Written by Sir Paul Collier, this book on development economics covers the causes (and possible solutions) for the lack of economic development in the countries which contain the poorest billion people in the world – i.e., how to help the Bottom Billion.
This book is a very engaging but academic book, containing a lot of solid theory that takes time to digest. Although I would definitely recommend it to others, I would first suggest reading an introductory book to development economics to help understand what is going on. (Doughnut Economics is a very good example of this, which you should find in the Book Reviews section soon!)
Firstly, Collier begins by outlining the four major ‘traps’ that can cause one of these countries to enter stagnant economic growth. They are:
- The conflict trap
- The natural resource trap
- The trap of being landlocked with bad neighbours
- The trap of poor governance in a small country
The 1st, 3rd and 4th traps are relatively easy to imagine. If your country enters civil war, it becomes a lot harder to grow even decades afterwards, as the risk of reentering a civil war is very high. If you have been in a war for years, then war is what people know best – when the war finally ends, how are leaders supposed to know how to function peacefully? This can keep countries in the conflict trap for decades, with outbursts of civil war every few years. The book focuses on case studies in which countries have fallen into this trap, and emphasises that to break free of this trap international aid is necessary – it is highly unlikely that the country can reform and begin growing alone.

The 3rd trap of being landlocked with bad neighbours also makes sense – if your neighbours are in the conflict trap, lack the infrastructure necessary for trade or are stuck in a different trap, then it becomes much harder to export goods and develop normally.

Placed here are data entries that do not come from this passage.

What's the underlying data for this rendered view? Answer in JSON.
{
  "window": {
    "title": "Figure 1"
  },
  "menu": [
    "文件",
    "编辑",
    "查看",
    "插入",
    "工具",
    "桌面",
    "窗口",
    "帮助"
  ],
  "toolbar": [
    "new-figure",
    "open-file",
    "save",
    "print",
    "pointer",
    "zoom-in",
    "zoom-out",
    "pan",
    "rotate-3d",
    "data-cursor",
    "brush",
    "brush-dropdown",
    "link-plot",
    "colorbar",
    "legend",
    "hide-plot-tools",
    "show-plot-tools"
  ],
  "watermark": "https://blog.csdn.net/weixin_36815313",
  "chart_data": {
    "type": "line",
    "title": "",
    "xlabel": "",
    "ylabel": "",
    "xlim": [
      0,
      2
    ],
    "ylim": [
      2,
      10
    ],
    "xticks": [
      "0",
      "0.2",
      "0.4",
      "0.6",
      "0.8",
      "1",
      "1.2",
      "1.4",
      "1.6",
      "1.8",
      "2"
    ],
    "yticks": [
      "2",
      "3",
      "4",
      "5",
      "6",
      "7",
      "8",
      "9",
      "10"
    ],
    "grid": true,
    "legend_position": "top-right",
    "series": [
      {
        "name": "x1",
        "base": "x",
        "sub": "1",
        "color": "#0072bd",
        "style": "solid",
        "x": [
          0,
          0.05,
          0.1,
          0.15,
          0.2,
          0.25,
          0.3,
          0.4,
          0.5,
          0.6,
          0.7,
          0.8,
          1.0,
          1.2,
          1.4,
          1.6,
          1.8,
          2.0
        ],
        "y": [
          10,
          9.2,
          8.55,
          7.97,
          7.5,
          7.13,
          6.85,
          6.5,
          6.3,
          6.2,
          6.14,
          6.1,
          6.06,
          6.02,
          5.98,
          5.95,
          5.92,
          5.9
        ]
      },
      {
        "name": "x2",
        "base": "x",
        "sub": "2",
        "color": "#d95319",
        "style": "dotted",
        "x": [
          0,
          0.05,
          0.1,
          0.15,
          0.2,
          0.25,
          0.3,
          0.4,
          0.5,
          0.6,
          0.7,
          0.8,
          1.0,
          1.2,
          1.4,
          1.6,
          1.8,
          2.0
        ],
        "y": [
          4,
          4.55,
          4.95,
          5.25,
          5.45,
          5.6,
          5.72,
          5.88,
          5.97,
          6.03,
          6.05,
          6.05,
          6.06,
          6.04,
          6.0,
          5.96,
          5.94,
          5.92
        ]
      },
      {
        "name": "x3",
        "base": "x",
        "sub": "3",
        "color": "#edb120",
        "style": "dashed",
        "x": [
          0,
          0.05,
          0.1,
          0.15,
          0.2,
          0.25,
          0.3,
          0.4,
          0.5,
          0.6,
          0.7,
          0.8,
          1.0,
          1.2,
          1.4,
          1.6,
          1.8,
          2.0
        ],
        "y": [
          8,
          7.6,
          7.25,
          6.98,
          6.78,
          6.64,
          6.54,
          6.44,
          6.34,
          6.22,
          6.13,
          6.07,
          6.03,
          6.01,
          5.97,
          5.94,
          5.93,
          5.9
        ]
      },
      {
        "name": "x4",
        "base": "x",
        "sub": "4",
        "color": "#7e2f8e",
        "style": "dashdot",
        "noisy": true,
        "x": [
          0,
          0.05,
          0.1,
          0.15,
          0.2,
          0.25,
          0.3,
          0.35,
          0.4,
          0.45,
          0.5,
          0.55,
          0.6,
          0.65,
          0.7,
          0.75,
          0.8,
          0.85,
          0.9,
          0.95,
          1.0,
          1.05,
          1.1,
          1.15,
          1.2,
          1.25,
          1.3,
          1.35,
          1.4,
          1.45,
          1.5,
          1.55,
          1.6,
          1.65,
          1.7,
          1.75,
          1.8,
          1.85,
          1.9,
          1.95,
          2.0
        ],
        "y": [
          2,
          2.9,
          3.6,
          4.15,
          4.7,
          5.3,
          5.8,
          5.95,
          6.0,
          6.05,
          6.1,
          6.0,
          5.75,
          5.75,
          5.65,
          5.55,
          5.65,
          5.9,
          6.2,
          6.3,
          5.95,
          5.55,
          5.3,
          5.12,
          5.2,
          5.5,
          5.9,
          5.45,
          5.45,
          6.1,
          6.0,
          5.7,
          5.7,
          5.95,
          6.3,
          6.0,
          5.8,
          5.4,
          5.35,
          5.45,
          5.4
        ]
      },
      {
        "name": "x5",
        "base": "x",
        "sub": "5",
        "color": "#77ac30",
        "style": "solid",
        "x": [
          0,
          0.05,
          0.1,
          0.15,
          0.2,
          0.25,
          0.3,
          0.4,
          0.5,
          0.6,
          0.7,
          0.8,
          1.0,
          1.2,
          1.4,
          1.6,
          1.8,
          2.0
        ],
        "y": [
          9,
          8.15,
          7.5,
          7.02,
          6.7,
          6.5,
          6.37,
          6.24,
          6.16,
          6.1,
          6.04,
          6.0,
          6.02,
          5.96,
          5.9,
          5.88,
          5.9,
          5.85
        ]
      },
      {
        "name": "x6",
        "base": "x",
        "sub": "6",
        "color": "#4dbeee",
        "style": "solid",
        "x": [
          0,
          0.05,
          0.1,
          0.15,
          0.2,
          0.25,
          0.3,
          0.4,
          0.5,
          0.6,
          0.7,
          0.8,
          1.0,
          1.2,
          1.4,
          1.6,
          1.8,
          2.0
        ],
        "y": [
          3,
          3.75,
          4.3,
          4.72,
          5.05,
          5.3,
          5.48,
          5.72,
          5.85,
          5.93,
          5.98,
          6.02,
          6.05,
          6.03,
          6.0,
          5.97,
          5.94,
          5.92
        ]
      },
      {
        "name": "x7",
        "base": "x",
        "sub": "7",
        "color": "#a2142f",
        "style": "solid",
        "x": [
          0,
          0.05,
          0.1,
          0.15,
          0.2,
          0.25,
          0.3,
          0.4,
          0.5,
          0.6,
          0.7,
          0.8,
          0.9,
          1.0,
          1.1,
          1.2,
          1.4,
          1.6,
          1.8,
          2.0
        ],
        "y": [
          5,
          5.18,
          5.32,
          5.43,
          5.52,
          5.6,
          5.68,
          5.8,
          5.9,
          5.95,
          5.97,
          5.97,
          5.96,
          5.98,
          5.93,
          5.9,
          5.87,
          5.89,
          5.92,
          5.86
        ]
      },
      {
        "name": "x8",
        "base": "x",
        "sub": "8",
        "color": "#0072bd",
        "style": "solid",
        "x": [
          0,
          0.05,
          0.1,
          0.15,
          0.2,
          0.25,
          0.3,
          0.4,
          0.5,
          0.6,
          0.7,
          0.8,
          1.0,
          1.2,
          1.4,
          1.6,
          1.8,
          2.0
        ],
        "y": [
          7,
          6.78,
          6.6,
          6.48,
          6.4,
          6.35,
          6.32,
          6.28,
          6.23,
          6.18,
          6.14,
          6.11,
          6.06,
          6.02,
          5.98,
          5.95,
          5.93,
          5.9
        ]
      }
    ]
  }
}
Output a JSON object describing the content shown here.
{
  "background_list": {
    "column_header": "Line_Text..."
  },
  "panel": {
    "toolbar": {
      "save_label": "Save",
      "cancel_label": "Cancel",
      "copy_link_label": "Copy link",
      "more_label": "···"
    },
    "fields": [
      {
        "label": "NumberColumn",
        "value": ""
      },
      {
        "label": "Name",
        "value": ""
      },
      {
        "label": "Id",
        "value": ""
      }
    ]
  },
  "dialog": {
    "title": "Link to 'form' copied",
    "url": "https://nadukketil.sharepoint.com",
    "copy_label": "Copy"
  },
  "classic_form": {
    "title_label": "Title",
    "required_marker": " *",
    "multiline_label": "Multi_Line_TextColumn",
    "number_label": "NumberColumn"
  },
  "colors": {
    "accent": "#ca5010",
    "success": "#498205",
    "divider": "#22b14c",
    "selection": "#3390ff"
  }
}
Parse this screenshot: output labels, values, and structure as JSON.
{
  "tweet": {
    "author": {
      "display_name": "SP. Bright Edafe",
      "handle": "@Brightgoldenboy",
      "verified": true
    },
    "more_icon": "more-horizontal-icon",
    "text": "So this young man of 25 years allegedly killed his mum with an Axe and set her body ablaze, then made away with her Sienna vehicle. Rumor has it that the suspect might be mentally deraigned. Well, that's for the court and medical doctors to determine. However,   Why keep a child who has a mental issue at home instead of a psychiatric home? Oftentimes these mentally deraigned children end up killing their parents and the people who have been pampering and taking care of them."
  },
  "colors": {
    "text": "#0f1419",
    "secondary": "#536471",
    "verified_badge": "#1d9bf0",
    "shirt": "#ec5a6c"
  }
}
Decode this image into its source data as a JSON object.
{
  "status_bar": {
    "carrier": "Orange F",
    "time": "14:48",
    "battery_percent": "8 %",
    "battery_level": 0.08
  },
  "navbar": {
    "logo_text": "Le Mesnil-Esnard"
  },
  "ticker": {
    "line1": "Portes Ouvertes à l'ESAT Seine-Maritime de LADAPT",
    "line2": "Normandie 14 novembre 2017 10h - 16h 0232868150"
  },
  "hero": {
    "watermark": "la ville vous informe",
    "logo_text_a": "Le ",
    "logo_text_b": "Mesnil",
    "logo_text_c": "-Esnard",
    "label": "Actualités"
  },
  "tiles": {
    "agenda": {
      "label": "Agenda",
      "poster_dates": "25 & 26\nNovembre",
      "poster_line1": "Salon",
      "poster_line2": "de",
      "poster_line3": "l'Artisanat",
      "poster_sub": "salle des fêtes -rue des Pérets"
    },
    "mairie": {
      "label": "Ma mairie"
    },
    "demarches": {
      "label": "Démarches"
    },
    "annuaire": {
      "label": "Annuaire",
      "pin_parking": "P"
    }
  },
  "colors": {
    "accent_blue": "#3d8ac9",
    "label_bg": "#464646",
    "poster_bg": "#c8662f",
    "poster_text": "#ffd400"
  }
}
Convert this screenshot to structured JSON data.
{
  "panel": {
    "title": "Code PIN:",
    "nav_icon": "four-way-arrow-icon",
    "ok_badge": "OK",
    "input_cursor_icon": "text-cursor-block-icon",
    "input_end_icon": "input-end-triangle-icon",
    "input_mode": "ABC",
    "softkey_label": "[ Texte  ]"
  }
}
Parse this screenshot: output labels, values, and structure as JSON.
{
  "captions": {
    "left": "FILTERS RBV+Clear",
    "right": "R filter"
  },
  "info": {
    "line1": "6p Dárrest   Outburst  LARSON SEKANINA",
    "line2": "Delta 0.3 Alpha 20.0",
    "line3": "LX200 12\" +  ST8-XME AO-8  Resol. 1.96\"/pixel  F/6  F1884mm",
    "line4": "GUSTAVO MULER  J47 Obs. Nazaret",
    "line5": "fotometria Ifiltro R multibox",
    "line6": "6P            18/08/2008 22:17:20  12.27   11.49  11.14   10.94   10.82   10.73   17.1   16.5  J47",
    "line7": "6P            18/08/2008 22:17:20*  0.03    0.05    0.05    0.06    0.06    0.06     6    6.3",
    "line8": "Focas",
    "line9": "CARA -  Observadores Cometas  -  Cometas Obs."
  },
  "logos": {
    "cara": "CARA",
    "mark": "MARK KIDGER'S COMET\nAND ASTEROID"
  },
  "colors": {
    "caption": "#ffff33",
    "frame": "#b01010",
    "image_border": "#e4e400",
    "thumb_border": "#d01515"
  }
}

If the country had natural resource wealth (which is the cause of the 2nd trap), then it could circumvent this as other more developed countries like China would be willing to pay for this infrastructure. However, a country with scarce natural resources and that is landlocked with bad neighbours has very few options. Therefore, aid to that specific country would be futile. Instead, as the book states, it can be resolved by helping the neighbours to the country grow and get out of any traps they are in, which in turn would allow the landlocked countries to grow.
The 4th trap of bad governance is also self-explanatory – if the government is corrupt or simply incompetent, then it would have to rely on foreign direct investment (also known as FDI). However, if the country is also small, then investors have no incentive to invest as they do not feel the returns, if any, would be substantial. Collier suggests providing educated workers and advisors to help the government make better decisions. Although one argument would be to educate locals to do this, the risk of capital flight prevents this. Essentially, once educated to an international standard, there is nothing stopping these locals from migrating abroad and earning a higher income elsewhere, as there is no incentive to stay – the country has not been reformed yet. Therefore, we must firstly supply the skilled labour to help reform the country, and once the country is stable enough to encourage locals to stay, better education should be implemented.

Now, we get to the 2nd trap – the trap of natural resource wealth. The reason why I have left this last is because it surprised me greatly that having an abundance of natural resources could be a misfortune. However, as the book went on to explain, many of these countries would focus their entire economy on natural resources, and so export diversification was extremely low and practically non-existent – essentially, the trap leads to the Dutch Disease (I will cover this concept in a future article). The economy would be very vulnerable to changes in commodity prices, and much of the natural resource revenue would not reach the majority of the population, meaning very little real growth would occur. It is very difficult to prevent this trap, as on one hand it is unfair to ask a nation to give up its main stream of income, but allowing such dependence on natural resources can also cause trouble. The only real way to help is by providing expert advice and models to base policies upon.

One of the key points that the book continues to repeat and emphasise is that it is very difficult for these countries to break free of the traps alone – other more developed countries like the UK need to help through aid. However, the book also highlights that simply providing money, known as budget support is not enough – many of these countries are prone to corruption, and so the majority of this financial aid would not reach the citizens. Instead, aid in the form of infrastructure, skilled labour and other services must be provided to truly help these nations. This is not to say that budget support is not useful, but rather that it should not be used until the government and economy are stable and fairly self-reliant.

Overall, The Bottom Billion was a very fascinating read, and it gave me a very clear insight into the reasons why certain economies become stagnant. Although I was initially surprised and confused by some of the concepts – such as the natural resource trap – the book clearly explained their relevance and helped me develop a much deeper understanding of the field of development economics.